The Blue Pelican Inn, in Central Lake, Antrim County, is where your stay comes with an entire host of ghostly spirits. The property was used as a temporary school when the original Central Lake School burned down. Reported sightings includes the shade of Mrs. Gill, who managed the property in the ‘20s and ‘30s and came back to stay in the 1950s, when she died in one of the rooms. Also seen is a young woman who tried to elope from the second floor outside window, tripped on her gown and fell to her death. The third “ghostie” is a little girl who is looking out the attic dormer, surrounded by her schoolbooks.
If a day trip fits better into your schedule, try DarkSyde Acres in Jonesville, with more than 70,000 indoor square feet, one of the biggest and largest haunted attractions in three states. Where else do you have the opportunity to have a Zombie Wedding for $400? Or, you can participate in Zombie Paintball Massacre and “splat off” one of the living dead.

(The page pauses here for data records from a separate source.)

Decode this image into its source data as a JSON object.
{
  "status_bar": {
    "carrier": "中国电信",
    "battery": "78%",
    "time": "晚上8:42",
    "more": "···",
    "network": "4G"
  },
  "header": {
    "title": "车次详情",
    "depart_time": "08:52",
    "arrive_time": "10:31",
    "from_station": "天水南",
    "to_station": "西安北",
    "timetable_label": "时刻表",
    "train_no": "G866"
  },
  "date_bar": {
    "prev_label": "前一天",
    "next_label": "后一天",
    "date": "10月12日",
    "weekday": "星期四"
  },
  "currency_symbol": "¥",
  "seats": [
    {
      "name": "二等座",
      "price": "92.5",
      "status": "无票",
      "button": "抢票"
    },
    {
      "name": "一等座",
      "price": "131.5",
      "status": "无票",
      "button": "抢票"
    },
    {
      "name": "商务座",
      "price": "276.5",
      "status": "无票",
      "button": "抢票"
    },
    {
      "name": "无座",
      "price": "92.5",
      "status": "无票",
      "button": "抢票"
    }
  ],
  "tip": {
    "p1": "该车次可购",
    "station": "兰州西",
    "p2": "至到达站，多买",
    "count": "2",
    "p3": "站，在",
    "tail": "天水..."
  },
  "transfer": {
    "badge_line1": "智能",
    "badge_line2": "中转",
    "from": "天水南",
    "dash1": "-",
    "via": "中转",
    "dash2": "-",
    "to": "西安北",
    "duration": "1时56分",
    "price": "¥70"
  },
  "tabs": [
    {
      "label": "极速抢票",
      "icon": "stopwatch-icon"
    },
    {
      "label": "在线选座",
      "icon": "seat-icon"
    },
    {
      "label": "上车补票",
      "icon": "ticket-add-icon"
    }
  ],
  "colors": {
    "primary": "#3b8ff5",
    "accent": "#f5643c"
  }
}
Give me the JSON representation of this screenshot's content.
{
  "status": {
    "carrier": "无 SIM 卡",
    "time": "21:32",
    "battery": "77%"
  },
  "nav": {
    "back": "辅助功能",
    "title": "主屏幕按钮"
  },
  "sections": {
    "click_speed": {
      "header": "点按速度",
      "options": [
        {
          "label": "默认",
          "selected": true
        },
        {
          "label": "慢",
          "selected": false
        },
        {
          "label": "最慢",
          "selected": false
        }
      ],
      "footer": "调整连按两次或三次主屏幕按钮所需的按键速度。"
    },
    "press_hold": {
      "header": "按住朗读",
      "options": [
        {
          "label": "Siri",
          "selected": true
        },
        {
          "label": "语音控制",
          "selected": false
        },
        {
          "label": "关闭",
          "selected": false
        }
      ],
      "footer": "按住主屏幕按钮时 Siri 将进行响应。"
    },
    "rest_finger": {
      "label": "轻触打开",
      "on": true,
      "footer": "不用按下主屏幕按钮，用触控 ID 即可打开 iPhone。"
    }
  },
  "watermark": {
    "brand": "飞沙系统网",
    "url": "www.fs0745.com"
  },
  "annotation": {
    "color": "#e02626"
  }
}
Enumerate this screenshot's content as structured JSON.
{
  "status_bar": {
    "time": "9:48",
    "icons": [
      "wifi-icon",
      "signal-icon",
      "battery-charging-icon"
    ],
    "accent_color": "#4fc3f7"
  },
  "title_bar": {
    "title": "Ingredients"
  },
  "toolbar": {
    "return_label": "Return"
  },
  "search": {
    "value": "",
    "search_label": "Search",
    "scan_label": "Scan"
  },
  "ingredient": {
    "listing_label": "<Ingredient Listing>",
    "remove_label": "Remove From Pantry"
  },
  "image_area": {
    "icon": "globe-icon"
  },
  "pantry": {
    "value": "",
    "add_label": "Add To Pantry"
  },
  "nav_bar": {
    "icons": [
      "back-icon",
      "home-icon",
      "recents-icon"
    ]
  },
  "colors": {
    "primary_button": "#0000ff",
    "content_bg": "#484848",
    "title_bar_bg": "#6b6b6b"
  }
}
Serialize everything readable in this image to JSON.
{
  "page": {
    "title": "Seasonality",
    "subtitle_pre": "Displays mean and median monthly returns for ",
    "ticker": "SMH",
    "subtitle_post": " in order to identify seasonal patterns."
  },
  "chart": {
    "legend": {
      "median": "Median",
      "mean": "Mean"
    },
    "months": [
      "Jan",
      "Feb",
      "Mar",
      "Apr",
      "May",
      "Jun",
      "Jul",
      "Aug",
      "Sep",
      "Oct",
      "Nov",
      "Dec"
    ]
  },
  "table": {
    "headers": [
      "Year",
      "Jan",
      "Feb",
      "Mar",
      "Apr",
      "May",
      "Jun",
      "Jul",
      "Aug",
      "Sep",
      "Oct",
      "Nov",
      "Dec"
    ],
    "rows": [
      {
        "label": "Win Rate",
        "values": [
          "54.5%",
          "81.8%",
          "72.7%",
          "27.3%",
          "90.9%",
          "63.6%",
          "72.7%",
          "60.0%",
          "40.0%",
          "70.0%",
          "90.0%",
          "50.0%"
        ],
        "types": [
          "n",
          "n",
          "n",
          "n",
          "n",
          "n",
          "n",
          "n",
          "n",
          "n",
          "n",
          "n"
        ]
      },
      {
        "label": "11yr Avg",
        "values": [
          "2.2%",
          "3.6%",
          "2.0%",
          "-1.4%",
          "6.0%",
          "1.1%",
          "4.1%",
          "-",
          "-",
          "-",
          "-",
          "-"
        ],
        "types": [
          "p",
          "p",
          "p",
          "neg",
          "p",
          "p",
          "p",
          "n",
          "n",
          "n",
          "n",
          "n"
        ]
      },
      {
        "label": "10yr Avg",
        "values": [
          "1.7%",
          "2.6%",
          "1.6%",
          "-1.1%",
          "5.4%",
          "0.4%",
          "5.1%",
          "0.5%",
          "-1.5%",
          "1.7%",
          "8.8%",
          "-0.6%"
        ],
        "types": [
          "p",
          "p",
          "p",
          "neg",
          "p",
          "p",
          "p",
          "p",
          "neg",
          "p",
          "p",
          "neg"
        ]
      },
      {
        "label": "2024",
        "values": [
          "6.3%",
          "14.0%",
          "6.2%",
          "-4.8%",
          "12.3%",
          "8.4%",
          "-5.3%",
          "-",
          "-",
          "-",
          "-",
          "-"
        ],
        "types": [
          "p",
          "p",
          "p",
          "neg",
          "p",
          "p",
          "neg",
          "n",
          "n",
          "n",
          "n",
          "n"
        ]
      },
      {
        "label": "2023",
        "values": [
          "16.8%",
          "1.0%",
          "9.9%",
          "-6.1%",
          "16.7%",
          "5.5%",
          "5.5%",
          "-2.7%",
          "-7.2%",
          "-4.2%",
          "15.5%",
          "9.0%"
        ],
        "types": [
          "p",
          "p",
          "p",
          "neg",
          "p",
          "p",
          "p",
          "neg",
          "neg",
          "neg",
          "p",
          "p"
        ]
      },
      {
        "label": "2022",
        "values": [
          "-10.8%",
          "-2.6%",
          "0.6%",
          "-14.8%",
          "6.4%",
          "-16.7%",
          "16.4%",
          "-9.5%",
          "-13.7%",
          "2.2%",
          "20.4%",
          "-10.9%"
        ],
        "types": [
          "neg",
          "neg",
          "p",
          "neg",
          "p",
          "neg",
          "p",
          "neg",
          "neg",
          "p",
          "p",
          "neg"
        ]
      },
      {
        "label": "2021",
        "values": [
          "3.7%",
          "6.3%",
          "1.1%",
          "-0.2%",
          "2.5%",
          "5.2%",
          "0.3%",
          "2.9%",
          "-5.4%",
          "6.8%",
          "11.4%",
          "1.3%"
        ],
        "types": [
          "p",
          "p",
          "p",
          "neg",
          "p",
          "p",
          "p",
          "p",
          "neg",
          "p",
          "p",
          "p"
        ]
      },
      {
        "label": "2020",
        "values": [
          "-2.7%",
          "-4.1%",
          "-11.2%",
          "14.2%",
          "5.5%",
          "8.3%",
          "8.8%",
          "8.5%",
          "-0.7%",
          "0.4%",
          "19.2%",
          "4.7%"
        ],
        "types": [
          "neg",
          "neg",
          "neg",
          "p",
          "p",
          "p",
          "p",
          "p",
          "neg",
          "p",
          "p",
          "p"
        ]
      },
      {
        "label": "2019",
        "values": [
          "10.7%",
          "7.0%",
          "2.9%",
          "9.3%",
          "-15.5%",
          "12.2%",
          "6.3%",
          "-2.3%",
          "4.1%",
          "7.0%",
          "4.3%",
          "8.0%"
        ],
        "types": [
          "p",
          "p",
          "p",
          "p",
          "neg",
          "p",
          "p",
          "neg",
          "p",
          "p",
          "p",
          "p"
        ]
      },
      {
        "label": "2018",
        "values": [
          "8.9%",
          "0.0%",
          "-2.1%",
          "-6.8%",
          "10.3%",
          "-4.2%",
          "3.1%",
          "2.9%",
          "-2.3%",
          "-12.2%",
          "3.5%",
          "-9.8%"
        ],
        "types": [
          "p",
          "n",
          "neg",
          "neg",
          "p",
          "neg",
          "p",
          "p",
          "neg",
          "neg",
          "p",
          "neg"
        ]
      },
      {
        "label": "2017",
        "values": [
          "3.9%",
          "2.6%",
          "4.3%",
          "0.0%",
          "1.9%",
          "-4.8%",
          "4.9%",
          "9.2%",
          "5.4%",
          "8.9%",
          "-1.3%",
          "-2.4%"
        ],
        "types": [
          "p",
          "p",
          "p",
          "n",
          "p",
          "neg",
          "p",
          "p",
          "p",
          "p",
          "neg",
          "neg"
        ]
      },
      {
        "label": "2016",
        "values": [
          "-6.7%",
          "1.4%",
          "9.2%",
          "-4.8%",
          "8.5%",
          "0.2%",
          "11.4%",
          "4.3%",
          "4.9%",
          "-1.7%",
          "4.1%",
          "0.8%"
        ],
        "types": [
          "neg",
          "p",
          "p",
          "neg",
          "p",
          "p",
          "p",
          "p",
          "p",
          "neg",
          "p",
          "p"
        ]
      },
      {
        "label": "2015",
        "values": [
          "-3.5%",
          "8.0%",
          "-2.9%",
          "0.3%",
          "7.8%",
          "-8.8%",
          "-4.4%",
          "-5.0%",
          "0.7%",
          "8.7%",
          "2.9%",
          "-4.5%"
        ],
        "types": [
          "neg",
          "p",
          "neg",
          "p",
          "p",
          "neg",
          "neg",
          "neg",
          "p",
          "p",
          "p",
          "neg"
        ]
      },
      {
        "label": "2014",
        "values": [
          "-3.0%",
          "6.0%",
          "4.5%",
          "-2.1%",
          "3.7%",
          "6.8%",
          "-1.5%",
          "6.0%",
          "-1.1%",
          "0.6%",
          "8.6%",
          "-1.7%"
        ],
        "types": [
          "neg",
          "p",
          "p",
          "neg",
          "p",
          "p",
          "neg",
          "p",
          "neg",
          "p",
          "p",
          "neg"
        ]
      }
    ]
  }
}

The 2013 Pumpkin Fest and Haunted Barn at Wilson’s Barn in Livonia offers the more traditional fields of pumpkins, gourds, corn stalks, as well as pony and hay rides. Or visit the annual Tee Lake Halloween in Lewiston, which offers a free Drive-Thru Haunt — a family-friendly, self-guided tour through haunted displays. Your car radio can be tuned to their spooky station. “Terror at Tee Lake” is a walk-through haunted house, or you can stay over in a haunted cabin, The Witch’s Cottage or Igor’s Hideaway.
If spooky is not your thing, you can visit the local pumpkin patch in Richland at Gull Meadows farms, or in Marshall at Bosserd Family Farm.
From full-blown ghost adventures to picking out the perfect pumpkin, enjoy the last few days of fall fun. Boo to you.